Part of the inspiration of this package is to keep most users from needing to interact with the filesystem. The dataloaders are built in, and for many applications, the user will never need to mess around with csv files or image paths. All annotations are pytorch dataloaders and can be iterated over.
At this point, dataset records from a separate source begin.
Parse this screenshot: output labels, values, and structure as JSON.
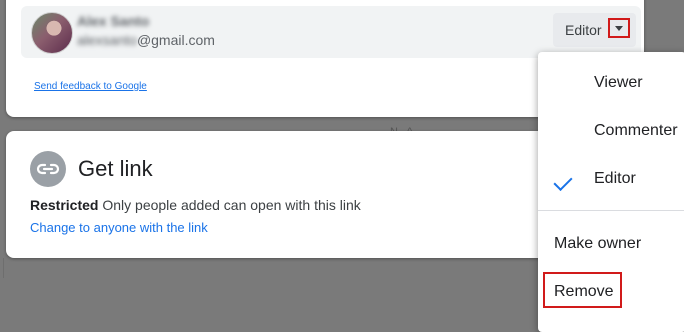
{
  "share_dialog": {
    "person": {
      "name": "Alex Santo",
      "email_hidden": "alexsanto",
      "email_domain": "@gmail.com",
      "role": "Editor",
      "avatar_icon": "user-avatar"
    },
    "feedback_link": "Send feedback to Google"
  },
  "get_link": {
    "title": "Get link",
    "icon": "link-icon",
    "status_strong": "Restricted",
    "status_text": "Only people added can open with this link",
    "change_link": "Change to anyone with the link"
  },
  "role_menu": {
    "items": [
      "Viewer",
      "Commenter",
      "Editor"
    ],
    "selected": "Editor",
    "actions": [
      "Make owner",
      "Remove"
    ]
  },
  "colors": {
    "accent": "#1a73e8",
    "highlight": "#d11a1a",
    "overlay": "#7a7a7a"
  }
}
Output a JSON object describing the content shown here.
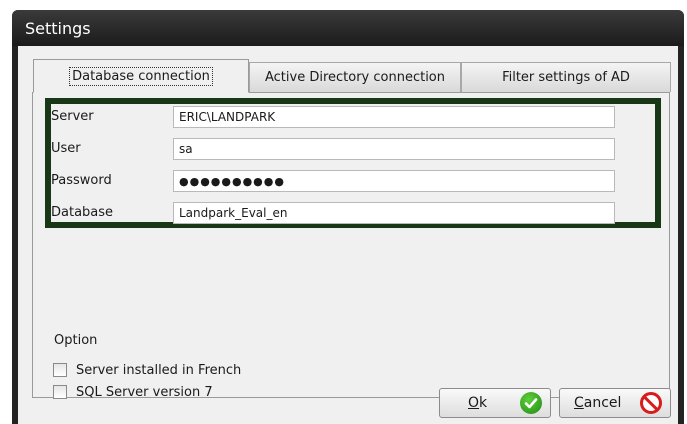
{
  "window": {
    "title": "Settings"
  },
  "tabs": [
    {
      "label": "Database connection",
      "active": true
    },
    {
      "label": "Active Directory connection",
      "active": false
    },
    {
      "label": "Filter settings of AD",
      "active": false
    }
  ],
  "fields": {
    "server": {
      "label": "Server",
      "value": "ERIC\\LANDPARK"
    },
    "user": {
      "label": "User",
      "value": "sa"
    },
    "password": {
      "label": "Password",
      "value": "●●●●●●●●●●"
    },
    "database": {
      "label": "Database",
      "value": "Landpark_Eval_en"
    }
  },
  "options": {
    "label": "Option",
    "items": [
      {
        "label": "Server installed in French",
        "checked": false
      },
      {
        "label": "SQL Server version 7",
        "checked": false
      }
    ]
  },
  "buttons": {
    "ok": {
      "mnemonic": "O",
      "rest": "k",
      "icon": "check-circle-icon"
    },
    "cancel": {
      "mnemonic": "C",
      "rest": "ancel",
      "icon": "no-entry-icon"
    }
  },
  "colors": {
    "highlight_border": "#173717",
    "title_bar": "#232323"
  }
}
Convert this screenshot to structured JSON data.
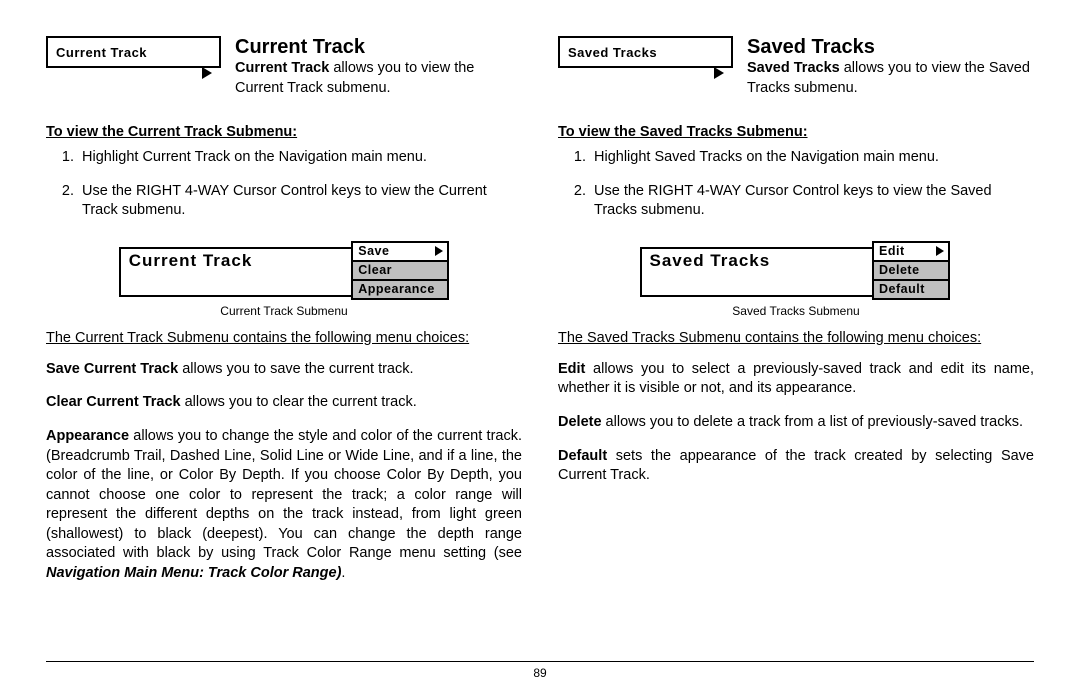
{
  "page_number": "89",
  "left": {
    "menu_button": "Current Track",
    "heading": "Current Track",
    "intro_bold": "Current Track",
    "intro_rest": " allows you to view the Current Track submenu.",
    "subhead": "To view the Current Track Submenu:",
    "steps": [
      "Highlight Current Track on the Navigation main menu.",
      "Use the RIGHT 4-WAY Cursor Control keys to view the Current Track submenu."
    ],
    "submenu_title": "Current Track",
    "submenu_items": [
      "Save",
      "Clear",
      "Appearance"
    ],
    "submenu_caption": "Current Track Submenu",
    "choices_head": "The Current Track Submenu contains the following menu choices:",
    "p1_bold": "Save Current Track",
    "p1_rest": " allows you to save the current track.",
    "p2_bold": "Clear Current Track",
    "p2_rest": " allows you to clear the current track.",
    "p3_bold": "Appearance",
    "p3_rest": " allows you to change the style and color of the current track. (Breadcrumb Trail, Dashed Line, Solid Line or Wide Line, and if a line, the color of the line, or Color By Depth. If you choose Color By Depth, you cannot choose one color to represent the track; a color range will represent the different depths on the track instead, from light green (shallowest) to black (deepest). You can change the depth range associated with black by using Track Color Range menu setting (see ",
    "p3_italic": "Navigation Main Menu: Track Color Range)",
    "p3_end": "."
  },
  "right": {
    "menu_button": "Saved Tracks",
    "heading": "Saved Tracks",
    "intro_bold": "Saved Tracks",
    "intro_rest": " allows you to view the Saved Tracks submenu.",
    "subhead": "To view the Saved Tracks Submenu:",
    "steps": [
      "Highlight Saved Tracks on the Navigation main menu.",
      "Use the RIGHT 4-WAY Cursor Control keys to view the Saved Tracks submenu."
    ],
    "submenu_title": "Saved Tracks",
    "submenu_items": [
      "Edit",
      "Delete",
      "Default"
    ],
    "submenu_caption": "Saved Tracks Submenu",
    "choices_head": "The Saved Tracks Submenu contains the following menu choices:",
    "p1_bold": "Edit",
    "p1_rest": " allows you to select a previously-saved track and edit its name, whether it is visible or not, and its appearance.",
    "p2_bold": "Delete",
    "p2_rest": " allows you to delete a track from a list of previously-saved tracks.",
    "p3_bold": "Default",
    "p3_rest": " sets the appearance of the track created by selecting Save Current Track."
  }
}
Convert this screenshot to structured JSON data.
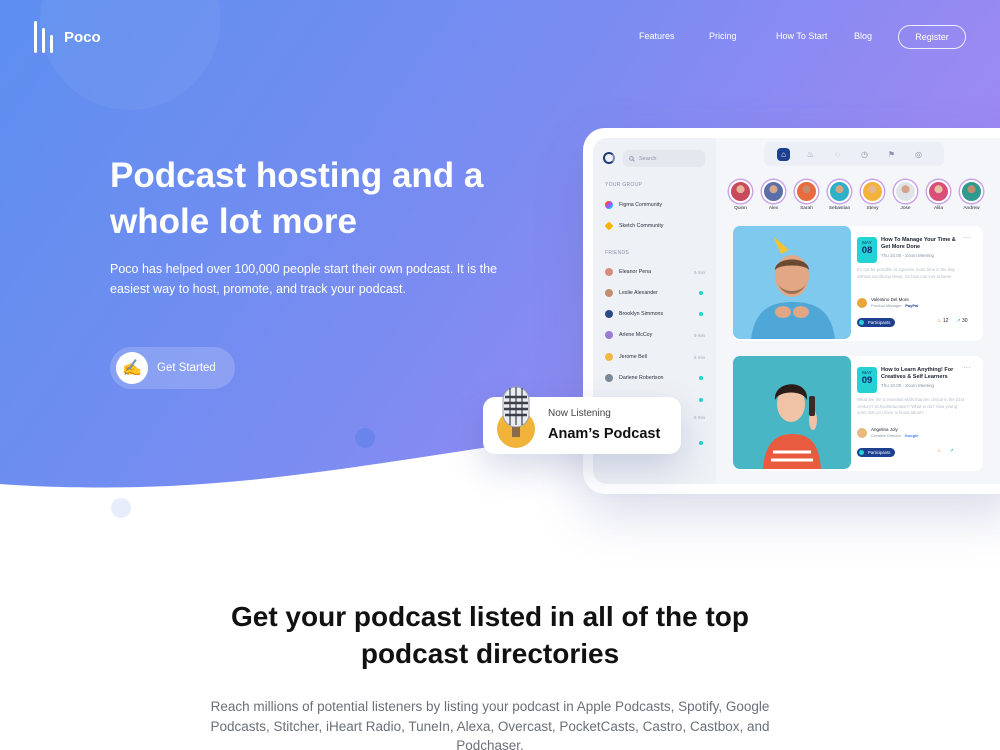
{
  "brand": {
    "name": "Poco"
  },
  "nav": {
    "links": [
      "Features",
      "Pricing",
      "How To Start",
      "Blog"
    ],
    "register": "Register"
  },
  "hero": {
    "title": "Podcast hosting and a whole lot more",
    "description": "Poco has helped over 100,000 people start their own podcast. It is the easiest way to host, promote, and track your podcast.",
    "cta": "Get Started",
    "cta_icon": "writing-hand-icon"
  },
  "dashboard": {
    "search_placeholder": "Search",
    "your_group_label": "YOUR GROUP",
    "groups": [
      "Figma Community",
      "Sketch Community"
    ],
    "friends_label": "FRIENDS",
    "friends": [
      {
        "name": "Eleanor Pena",
        "time": "9 min"
      },
      {
        "name": "Leslie Alexander",
        "online": true
      },
      {
        "name": "Brooklyn Simmons",
        "online": true
      },
      {
        "name": "Arlene McCoy",
        "time": "9 min"
      },
      {
        "name": "Jerome Bell",
        "time": "9 min"
      },
      {
        "name": "Darlene Robertson",
        "online": true
      }
    ],
    "extra_rows": [
      {
        "online": true
      },
      {
        "time": "9 min"
      },
      {
        "online": true
      }
    ],
    "toolbar_icons": [
      "home-icon",
      "fire-icon",
      "chat-icon",
      "clock-icon",
      "flag-icon",
      "settings-icon"
    ],
    "people": [
      "Quinn",
      "Alex",
      "Sarah",
      "Sebastian",
      "Stevy",
      "Jose",
      "Alila",
      "Andrew"
    ],
    "events": [
      {
        "month": "MAY",
        "day": "08",
        "title": "How To Manage Your Time & Get More Done",
        "time": "Thu 10.00 - Zoom Meeting",
        "text": "It's not be possible to squeeze more time in the day without sacrificing sleep. So how can you achieve",
        "host": "Valentino Del More",
        "role": "Product Manager",
        "company": "PayPal",
        "participants": "Participants",
        "likes": "12",
        "shares": "30"
      },
      {
        "month": "MAY",
        "day": "09",
        "title": "How to Learn Anything! For Creatives & Self Learners",
        "time": "Thu 10.00 - Zoom Meeting",
        "text": "What are the 3 essential skills that are critical in the 21st century? School/education? What to do? How young ones that you have to know about?",
        "host": "Angelina Joly",
        "role": "Creative Director",
        "company": "Google",
        "participants": "Participants",
        "likes": "",
        "shares": ""
      }
    ]
  },
  "now_listening": {
    "label": "Now Listening",
    "title": "Anam’s Podcast",
    "icon": "microphone-icon"
  },
  "directories": {
    "title": "Get your podcast listed in all of the top podcast directories",
    "description": "Reach millions of potential listeners by listing your podcast in Apple Podcasts, Spotify, Google Podcasts, Stitcher, iHeart Radio, TuneIn, Alexa, Overcast, PocketCasts, Castro, Castbox, and Podchaser."
  },
  "colors": {
    "gradient_left": "#5c8ff0",
    "gradient_right": "#9b86f2",
    "accent_teal": "#23d3d3",
    "accent_navy": "#1d3f8f"
  }
}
for image, label, metadata in dataset:
    assert image.shape == (3, 100, 100)
    assert label.shape == (2,)
    assert len(metadata) == 2

Users can select a subset of the dataset and optionally supply a torchvision transform:

transform = transforms.Compose([
    transforms.Resize((448, 448)),
    transforms.RandomHorizontalFlip(p=0.5),
    transforms.ToTensor()
])

train_dataset = dataset.get_subset("train", transform=transform)
    
for image, label, metadata in train_dataset:
    assert image.shape == (3, 448, 448)
    assert label.shape == (4,)
    assert len(metadata) == 2

Split Schemes

One of the great things about supplying data as dataloaders is easy access to different ways to combine datasets. The MillionTrees benchmark has multiple tasks, and each of these is a ‘split_scheme’, following the terminology from the WILDS benchmark.

dataset = TreePointsDataset(download=True, root_dir=<directory to save data>, split_scheme="official") 
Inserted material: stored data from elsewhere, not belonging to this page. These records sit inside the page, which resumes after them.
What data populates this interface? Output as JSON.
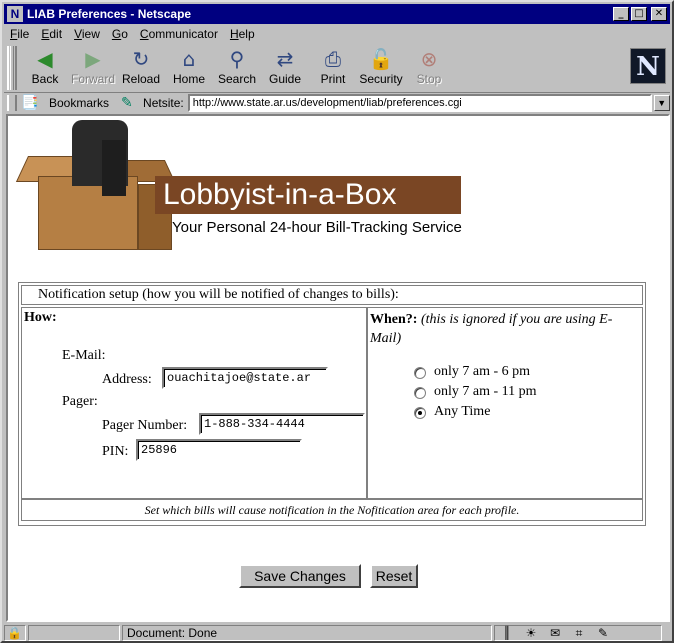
{
  "window": {
    "title": "LIAB Preferences - Netscape",
    "controls": {
      "minimize": "_",
      "maximize": "□",
      "close": "✕"
    }
  },
  "menubar": [
    "File",
    "Edit",
    "View",
    "Go",
    "Communicator",
    "Help"
  ],
  "toolbar": [
    {
      "label": "Back",
      "icon": "back-arrow-icon",
      "glyph": "◀",
      "color": "#2c8a2c",
      "enabled": true
    },
    {
      "label": "Forward",
      "icon": "forward-arrow-icon",
      "glyph": "▶",
      "color": "#2c8a2c",
      "enabled": false
    },
    {
      "label": "Reload",
      "icon": "reload-icon",
      "glyph": "↻",
      "color": "#304880",
      "enabled": true
    },
    {
      "label": "Home",
      "icon": "home-icon",
      "glyph": "⌂",
      "color": "#304880",
      "enabled": true
    },
    {
      "label": "Search",
      "icon": "search-icon",
      "glyph": "⚲",
      "color": "#304880",
      "enabled": true
    },
    {
      "label": "Guide",
      "icon": "guide-icon",
      "glyph": "⇄",
      "color": "#304880",
      "enabled": true
    },
    {
      "label": "Print",
      "icon": "print-icon",
      "glyph": "⎙",
      "color": "#304880",
      "enabled": true
    },
    {
      "label": "Security",
      "icon": "lock-icon",
      "glyph": "🔓",
      "color": "#a03020",
      "enabled": true
    },
    {
      "label": "Stop",
      "icon": "stop-icon",
      "glyph": "⊗",
      "color": "#a03020",
      "enabled": false
    }
  ],
  "brand_logo": "N",
  "location": {
    "bookmarks_label": "Bookmarks",
    "netsite_label": "Netsite:",
    "url": "http://www.state.ar.us/development/liab/preferences.cgi"
  },
  "banner": {
    "title": "Lobbyist-in-a-Box",
    "tagline": "Your Personal 24-hour Bill-Tracking Service"
  },
  "form": {
    "section_header": "Notification setup (how you will be notified of changes to bills):",
    "how_label": "How:",
    "email_label": "E-Mail:",
    "address_label": "Address:",
    "address_value": "ouachitajoe@state.ar",
    "pager_label": "Pager:",
    "pager_number_label": "Pager Number:",
    "pager_number_value": "1-888-334-4444",
    "pin_label": "PIN:",
    "pin_value": "25896",
    "when_label": "When?:",
    "when_note": "(this is ignored if you are using E-Mail)",
    "when_options": [
      {
        "label": "only 7 am - 6 pm",
        "checked": false
      },
      {
        "label": "only 7 am - 11 pm",
        "checked": false
      },
      {
        "label": "Any Time",
        "checked": true
      }
    ],
    "footer_note": "Set which bills will cause notification in the Nofitication area for each profile.",
    "save_button": "Save Changes",
    "reset_button": "Reset"
  },
  "status": {
    "text": "Document: Done"
  }
}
This looks at the file official.csv and gets the ‘split’ column that designates which images are in train/test/val depending on the task.

Dataset Splits

The MillionTrees benchmark supports multiple dataset split schemes to accommodate various tasks:

  • Official: For each source, 80% of the data is used for training, and 20% is reserved for testing.

  • Crossgeometry: Combines Boxes and Points annotations to predict Polygons.

  • Zeroshot: Entire sources are held out for testing, simulating a zero-shot learning scenario.

Annotation Geometry

Boxes

Boxes annotations are given as xmin, ymin, xmax, ymax coordinates relative to the image origin (top-left).

Points

Points annotations are given as x,y coordinate relative to the image origin.

Polygons

Polygon annotations are given as well-known text coordinates, e.g. “POLYGON((x1 y2, x2 y2, x3, y3 …))” relative to the image origin.